Beat Zaidpoud and Monksland on his last two starts, this Tony Martin-trained horse is another lively outsider. However, he did find several of this field too good for him in the Leopardstown Christmas Hurdle. The form from Ireland over Christmas is a bit all over the place, and the fact that those horses he beat at the start of the year are highly fancied points to the fact that his wins are a bit more fortunate than connections would have you believe. We’d have liked to have seen a bit more confidence behind Dedigout, and at nine years-old, his time might just have passed. However, he’s lightlty raced over hurdles, and has 7 wins out of 10 starts, so don’t discount him, but there are a few we prefer a bit more.
A huge step up in trip for Abbyssial, and also a huge step up in form. He fell last time out when going well, but it just seems a bit too much too soon for the five year-old.

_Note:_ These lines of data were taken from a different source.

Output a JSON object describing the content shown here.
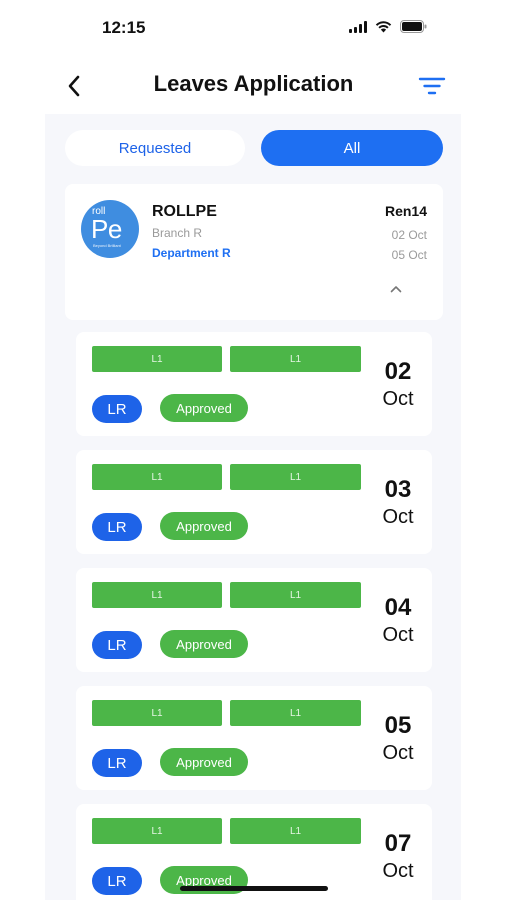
{
  "status_bar": {
    "time": "12:15"
  },
  "header": {
    "title": "Leaves Application"
  },
  "tabs": [
    {
      "label": "Requested",
      "active": false
    },
    {
      "label": "All",
      "active": true
    }
  ],
  "employee": {
    "avatar_small": "roll",
    "avatar_big": "Pe",
    "avatar_tag": "Beyond Brilliant",
    "name": "ROLLPE",
    "branch": "Branch R",
    "department": "Department R",
    "code": "Ren14",
    "from_date": "02 Oct",
    "to_date": "05 Oct"
  },
  "leaves": [
    {
      "levels": [
        "L1",
        "L1"
      ],
      "type": "LR",
      "status": "Approved",
      "day": "02",
      "month": "Oct"
    },
    {
      "levels": [
        "L1",
        "L1"
      ],
      "type": "LR",
      "status": "Approved",
      "day": "03",
      "month": "Oct"
    },
    {
      "levels": [
        "L1",
        "L1"
      ],
      "type": "LR",
      "status": "Approved",
      "day": "04",
      "month": "Oct"
    },
    {
      "levels": [
        "L1",
        "L1"
      ],
      "type": "LR",
      "status": "Approved",
      "day": "05",
      "month": "Oct"
    },
    {
      "levels": [
        "L1",
        "L1"
      ],
      "type": "LR",
      "status": "Approved",
      "day": "07",
      "month": "Oct"
    }
  ],
  "colors": {
    "primary": "#1e6ff2",
    "approved": "#4cb648",
    "panel_bg": "#f6f7fb"
  }
}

If he can give a good account here, we’ll definitely see him back next year and that might be the time when you should back him.
At Fishers Cross
Another seasoned campaigner who knows his way around Cheltenham. The 2013 Albert Bartlett Hurdle winner and 2014 World Hurdle third hasn’t got his head in front for two years, and although Tony McCoy would love to get a win here, there’s been too many chances and not enough success. There are a lot of improves in the field, while At Fishers Cross’ time might have come and gone.
No Cheltenham form to speak of and his best runs have come at flat tracks. Yes, he gets the trip, but he’s not shown enough at this level to warrant being considered a threat. A Grade 2 at Haydock in 2014 isn’t exactly the kind of form that will bring World Hurdles. Expect him to get to the bottom of the hill and then peter out.

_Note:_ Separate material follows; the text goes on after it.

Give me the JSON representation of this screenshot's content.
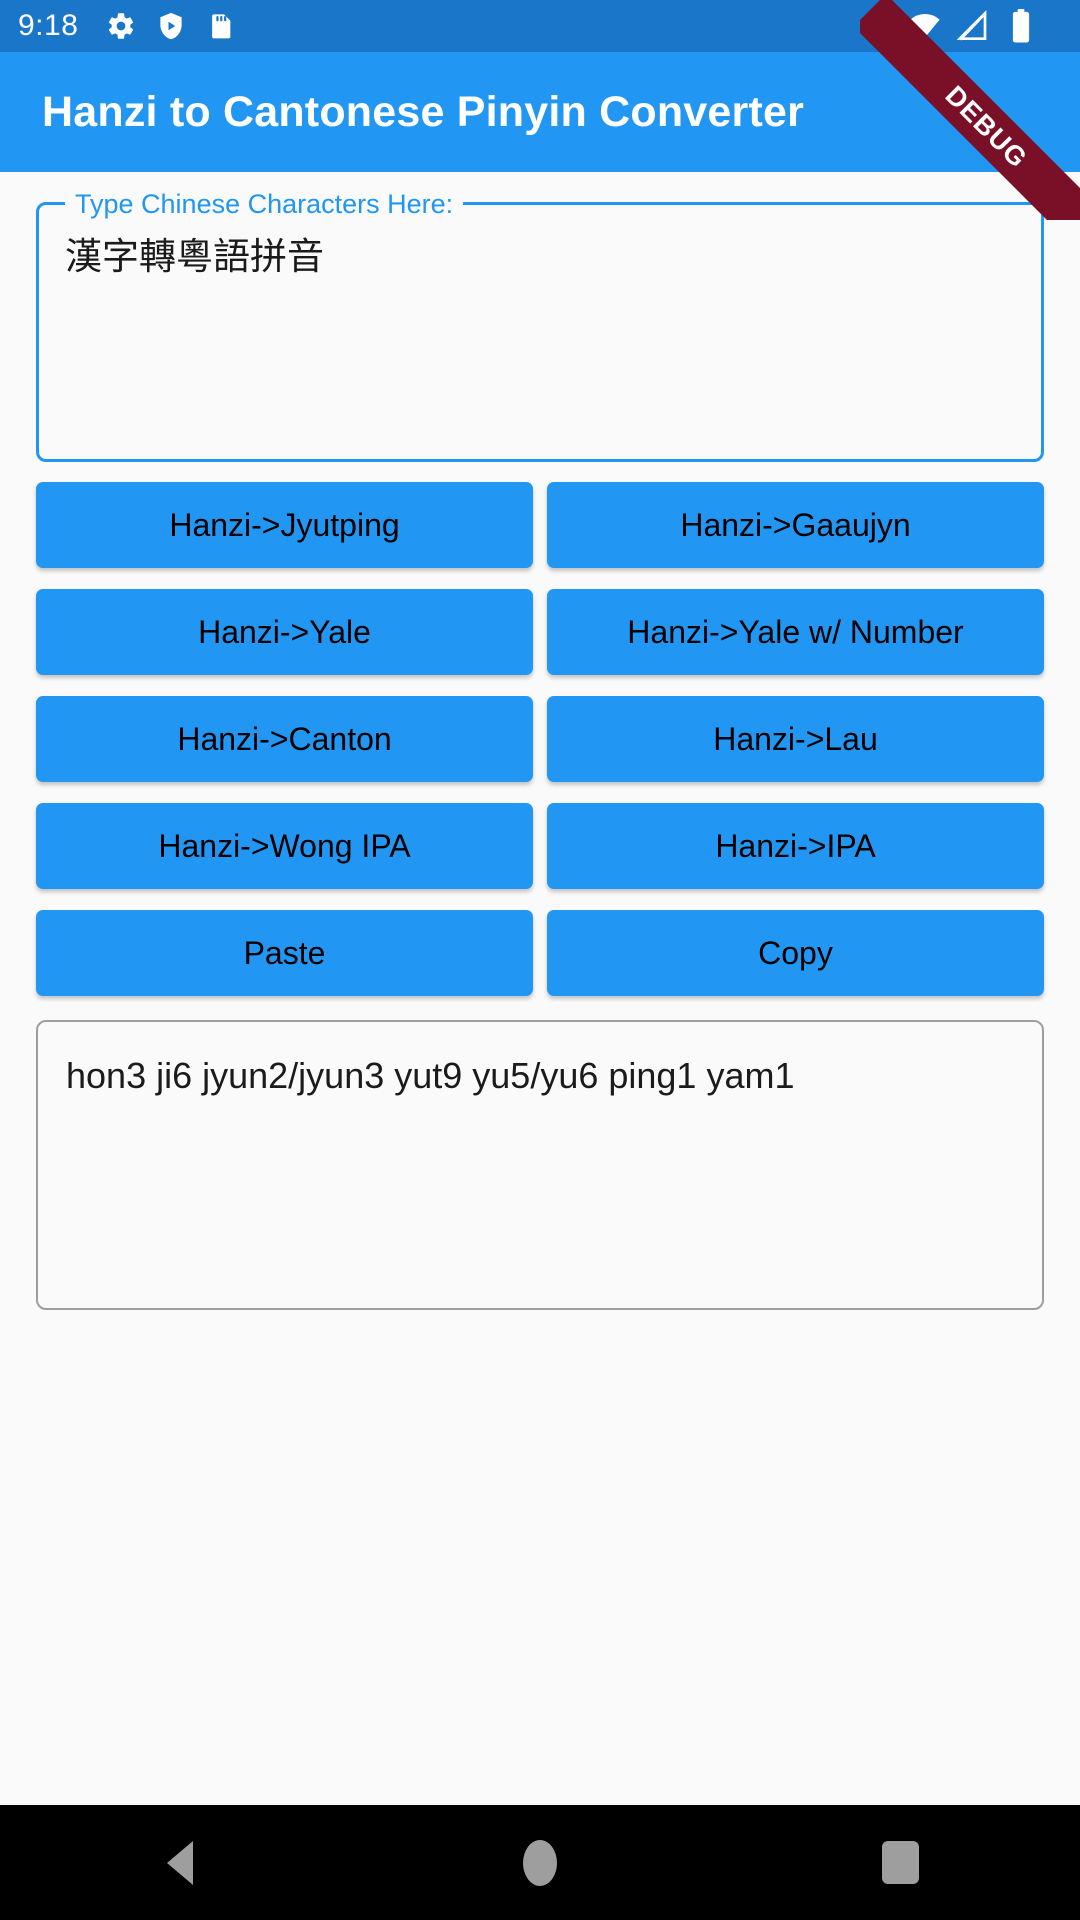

23 lengths to find with Zarkandar and Reve de Sivola. Can he do it? Probably not. He does have some good Cheltenham form, so the course isn’t the problem and the distance won’t be a problem, but the class difference with the majority of the field might be.
A decent two-miler on his day, he’s going to struggle here. If he makes the trip, it’ll be impressive enough. At five years old, he’s got a lot of hurdling to come, so look for him in the coming years if he goes well enough here.

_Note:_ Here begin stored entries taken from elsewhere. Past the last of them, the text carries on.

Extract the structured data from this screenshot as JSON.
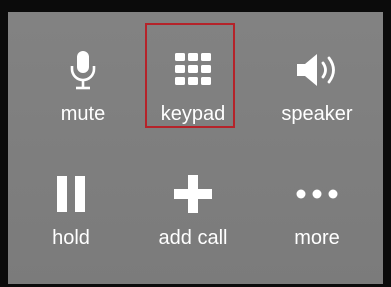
{
  "call_controls": {
    "mute_label": "mute",
    "keypad_label": "keypad",
    "speaker_label": "speaker",
    "hold_label": "hold",
    "add_call_label": "add call",
    "more_label": "more"
  },
  "icons": {
    "mute": "microphone-icon",
    "keypad": "keypad-grid-icon",
    "speaker": "speaker-icon",
    "hold": "pause-icon",
    "add_call": "plus-icon",
    "more": "ellipsis-icon"
  },
  "colors": {
    "panel_background": "#7e7e7e",
    "frame": "#0b0b0b",
    "foreground": "#ffffff",
    "highlight_border": "#b5232a"
  }
}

No Willie Mullins magic for this old hand. He’s doing the rounds now and there’s nothing left to find. If he wins this, it’ll be one of the shocks of the Cheltenham Festival for several years.
This isn’t a race for five year-olds, as not one has ever won the World Hurdle. Given that, we can straight away rule out Abbyssial and Tiger Roll. Another stat to look at is that most winners have finished in the top two on every outing they’ve had this season. Zaidpour, Aubusson, At Fishers Cross, Dedigout, Cole Harden, Reve de Sivola, Monksland, Un Temps Pour Tout, Lieutenant Colonel, Zarkandar and Saphir du Rheu all fall at this stat.
That leaves us with Whisper, Jetson, Blue Fashion and Seeyouatmidnight. The profile of a World hurdle winner is also a horse that’s won a high-quality race over 3 miles. Blue Fashion has never won beyond 2 miles 2 furlongs, Seeyouatmidnight has won over 3 miles, as has Whisper and Jetson. So the key stats have three horses, all at varying prices – we have one near the head of the betting, one in the middle, and one that might be worth checking out at a fancy price: Whisper, Jetson, Seeyouatmidnight.
It’s a weird race, but we’re not convinced that the form of the horses at the head of the marker, Zarkandar and Saphir du Rheu are anything special. They have question marks of the quality of their wins. However, the one that stands out on form (as well as on the stats), is Whisper. He’s coming into the race fresh, after a blow out over fences, and his form over this distance and over hurdles is high-quality. Expect him to run a huge race, and with Barry Geraghty on-board, we’ve got a great chance at a nice price. Blue Fashion might be a bit of a bolter at a big price, as he’s the unknown quantity of the field, and it might be a case of a Nicky Henderson 1-2.